A review of the literature on trauma reveals several chronological trends. For the Mesolithic period through Iron Age, the rate of trauma generally seems to decrease. However, this decrease is related primarily to accidental trauma; the incidence of violent trauma appears to remain the same. For example, Angel observed that, in the eastern Mediterranean, the general rate of fracture decreased with the development of civilization but the rate of violent injury to the head remained the same (Angel 1974). Although P. Bennike (1985) did not find any time-related pattern for the postcranial Danish material, her data reveal that cranial trauma decreased over time. She also found that trauma to the skull was more common in the Mesolithic (8300-4200 B.C.) than in the Neolithic (3200-1800 B.C.), and more common in the Neolithic than in the pre-Viking Iron Age (c. 500 B.C. to A.D. 800). Bennike did not differentiate between accidental and intentional trauma.

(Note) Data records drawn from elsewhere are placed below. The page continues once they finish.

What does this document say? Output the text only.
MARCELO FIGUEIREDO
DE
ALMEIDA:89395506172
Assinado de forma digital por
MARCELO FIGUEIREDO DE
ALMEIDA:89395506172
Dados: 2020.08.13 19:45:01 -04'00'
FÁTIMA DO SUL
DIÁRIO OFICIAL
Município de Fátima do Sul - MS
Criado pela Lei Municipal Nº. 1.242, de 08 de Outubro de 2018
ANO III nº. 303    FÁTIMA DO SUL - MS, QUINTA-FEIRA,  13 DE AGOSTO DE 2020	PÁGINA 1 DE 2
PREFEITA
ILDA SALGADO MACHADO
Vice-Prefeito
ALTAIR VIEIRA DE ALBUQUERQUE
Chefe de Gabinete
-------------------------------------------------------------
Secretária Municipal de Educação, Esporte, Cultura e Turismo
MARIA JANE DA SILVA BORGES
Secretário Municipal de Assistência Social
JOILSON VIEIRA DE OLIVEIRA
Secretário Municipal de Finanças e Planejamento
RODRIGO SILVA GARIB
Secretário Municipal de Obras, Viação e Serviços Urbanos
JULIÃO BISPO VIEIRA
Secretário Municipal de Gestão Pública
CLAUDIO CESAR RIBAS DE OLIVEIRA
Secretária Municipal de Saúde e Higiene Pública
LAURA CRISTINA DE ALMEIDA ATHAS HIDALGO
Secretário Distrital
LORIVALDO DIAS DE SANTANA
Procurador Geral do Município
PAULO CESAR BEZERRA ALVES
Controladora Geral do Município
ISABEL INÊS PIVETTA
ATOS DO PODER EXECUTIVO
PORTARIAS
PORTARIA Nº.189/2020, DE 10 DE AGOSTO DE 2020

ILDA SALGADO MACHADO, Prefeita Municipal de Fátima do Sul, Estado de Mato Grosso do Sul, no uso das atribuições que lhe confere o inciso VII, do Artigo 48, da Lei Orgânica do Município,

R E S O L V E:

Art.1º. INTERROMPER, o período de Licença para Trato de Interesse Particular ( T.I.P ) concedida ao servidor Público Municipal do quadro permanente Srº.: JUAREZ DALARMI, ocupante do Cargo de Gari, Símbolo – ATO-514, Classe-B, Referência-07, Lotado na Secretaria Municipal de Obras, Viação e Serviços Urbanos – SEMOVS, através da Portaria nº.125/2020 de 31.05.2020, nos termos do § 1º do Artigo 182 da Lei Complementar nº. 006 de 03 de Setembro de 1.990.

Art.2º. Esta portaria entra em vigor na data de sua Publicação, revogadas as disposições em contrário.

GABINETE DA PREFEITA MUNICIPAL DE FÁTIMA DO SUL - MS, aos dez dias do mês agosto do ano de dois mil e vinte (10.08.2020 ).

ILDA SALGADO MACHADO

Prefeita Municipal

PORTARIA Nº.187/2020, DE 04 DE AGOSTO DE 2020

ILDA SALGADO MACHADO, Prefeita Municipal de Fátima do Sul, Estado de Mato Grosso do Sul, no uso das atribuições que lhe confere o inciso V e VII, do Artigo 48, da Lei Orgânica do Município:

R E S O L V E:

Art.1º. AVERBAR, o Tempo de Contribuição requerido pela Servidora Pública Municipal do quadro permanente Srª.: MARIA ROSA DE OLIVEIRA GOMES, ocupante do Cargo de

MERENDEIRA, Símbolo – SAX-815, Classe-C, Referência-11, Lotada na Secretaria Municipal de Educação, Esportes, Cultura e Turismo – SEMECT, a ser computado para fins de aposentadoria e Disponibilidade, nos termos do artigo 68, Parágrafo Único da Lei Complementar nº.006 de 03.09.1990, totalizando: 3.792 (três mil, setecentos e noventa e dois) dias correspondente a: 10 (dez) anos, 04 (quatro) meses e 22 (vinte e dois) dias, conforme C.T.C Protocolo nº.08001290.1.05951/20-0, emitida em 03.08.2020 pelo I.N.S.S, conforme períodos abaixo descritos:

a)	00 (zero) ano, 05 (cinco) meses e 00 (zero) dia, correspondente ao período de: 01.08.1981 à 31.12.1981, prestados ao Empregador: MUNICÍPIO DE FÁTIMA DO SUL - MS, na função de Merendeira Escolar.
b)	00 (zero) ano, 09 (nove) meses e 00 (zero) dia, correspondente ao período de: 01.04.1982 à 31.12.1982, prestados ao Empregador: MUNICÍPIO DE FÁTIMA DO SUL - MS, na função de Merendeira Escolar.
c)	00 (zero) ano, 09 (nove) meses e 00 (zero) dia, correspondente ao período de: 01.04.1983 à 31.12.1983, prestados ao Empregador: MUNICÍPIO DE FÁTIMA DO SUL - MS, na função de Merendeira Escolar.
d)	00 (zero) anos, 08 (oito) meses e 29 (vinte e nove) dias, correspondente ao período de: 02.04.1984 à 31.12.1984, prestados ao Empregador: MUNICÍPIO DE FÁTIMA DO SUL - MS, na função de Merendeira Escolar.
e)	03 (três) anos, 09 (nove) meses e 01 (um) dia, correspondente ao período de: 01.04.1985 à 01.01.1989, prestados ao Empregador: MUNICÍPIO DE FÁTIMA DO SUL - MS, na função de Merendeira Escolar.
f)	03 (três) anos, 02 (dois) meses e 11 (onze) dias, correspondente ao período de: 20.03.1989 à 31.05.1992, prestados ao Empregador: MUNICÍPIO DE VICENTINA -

The tendency for the incidence of trauma to decrease through time was also noted for western Europe (Meiklejohn et at. 1984) and for Iran and Iraq (Rathbun 1984). C. Meiklejohn and colleagues (1984) tentatively hypothesize that the reduction in trauma, in Mesolithic and Neolithic Europe, which in their sample was a reduction in overall accidental trauma, was due to a more sedentary existence. Rathbun (1984) observed an apparent tendency for trauma in material from Iran and Iraq to decline from the preagricultural to the urban phases several thousand years later. Although he could not differentiate between accidental and intentional trauma in the earlier skeletal material, he noted that much of the trauma of the later periods appeared to be due to human violence.